Rapafusyn has several programmes with crystal structures. The original aim of the company was to build on the mechanism of rapamycin and repurpose the platform to recognise many different types of target proteins outside of traditional ones like calcineurin and mTOR.
Rick Ewing, the Vice President & Head of Chemistry at Rapafusyn Pharmaceuticals, delivered a presentation on a non-degrading molecular glue platform based on FBP12, which enables the targeting diverse intracellular proteins. Ewing explained that his approach can unlock topological diversity, giving the platform the ability to present various molecular shapes and access to new binding pockets thus increasing the range of potential drug targets including protein-protein interactions, transcription factors, and enzyme kinases.
The platform allows for the targeting of cytosolic proteins by forming ternary complexes which can be highly selective and potent. The main advantages of this are its high selectivity over homologous proteins, slow off-rate kinetics, and the ability to generate potent hits from DEL screens which tend to outperform traditional small molecule screening.
Furthermore, the platform uses the structural features of rapamycin to grow diverse libraries using modular amino acids and peptide mimetics. Ewing added that an AI algorithm was created to predict which intracellular proteins could accommodate FKBP12, improving the success rate of identifying viable targets for their platform (currently about 87%).

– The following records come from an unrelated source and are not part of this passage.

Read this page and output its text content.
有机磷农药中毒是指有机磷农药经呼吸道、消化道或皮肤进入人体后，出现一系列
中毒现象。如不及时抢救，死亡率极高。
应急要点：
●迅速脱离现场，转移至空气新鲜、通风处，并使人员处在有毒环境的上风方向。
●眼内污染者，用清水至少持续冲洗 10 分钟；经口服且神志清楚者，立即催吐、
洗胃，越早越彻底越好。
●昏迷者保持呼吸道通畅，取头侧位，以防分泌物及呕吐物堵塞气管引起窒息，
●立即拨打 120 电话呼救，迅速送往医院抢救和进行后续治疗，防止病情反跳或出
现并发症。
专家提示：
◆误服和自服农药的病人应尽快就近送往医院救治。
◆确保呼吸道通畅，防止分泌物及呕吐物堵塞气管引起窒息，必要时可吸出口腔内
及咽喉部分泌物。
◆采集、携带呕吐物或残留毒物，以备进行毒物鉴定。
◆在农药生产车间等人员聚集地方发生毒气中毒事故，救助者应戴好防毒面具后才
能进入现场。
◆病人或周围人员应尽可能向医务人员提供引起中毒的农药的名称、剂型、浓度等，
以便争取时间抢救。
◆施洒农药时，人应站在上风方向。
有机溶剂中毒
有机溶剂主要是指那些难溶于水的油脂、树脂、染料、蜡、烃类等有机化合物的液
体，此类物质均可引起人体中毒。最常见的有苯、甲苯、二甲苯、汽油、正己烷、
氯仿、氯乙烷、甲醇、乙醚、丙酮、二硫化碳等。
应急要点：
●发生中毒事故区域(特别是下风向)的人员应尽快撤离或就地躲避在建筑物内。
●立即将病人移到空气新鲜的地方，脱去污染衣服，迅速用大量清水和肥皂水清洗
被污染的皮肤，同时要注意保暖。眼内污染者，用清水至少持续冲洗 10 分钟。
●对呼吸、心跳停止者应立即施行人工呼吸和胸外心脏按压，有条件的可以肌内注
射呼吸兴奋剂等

Next, the presentation turned to focus on GSTP1, a glutathione transferase highly expressed in many tumour types. Ewing commented that previous clinical candidates like Ezatiostat validates the target but demonstrated selectivity and potency issues. The RapaGlue platform identified new GSTP1 inhibitors with high potency and selectivity and slow off-rate kinetics. Yet, one of the most remarkable studies was the discovery of a new allosteric binding pocket enabled by FKBP12, not seen in previous structures.
RapaGlue has produced several crystal structures for drug design and is advancing compounds toward IND for conditions like acute kidney injury. Ewing concluded that it is positioned to be target-agnostic, supporting multiple therapeutic areas including oncology and immunology.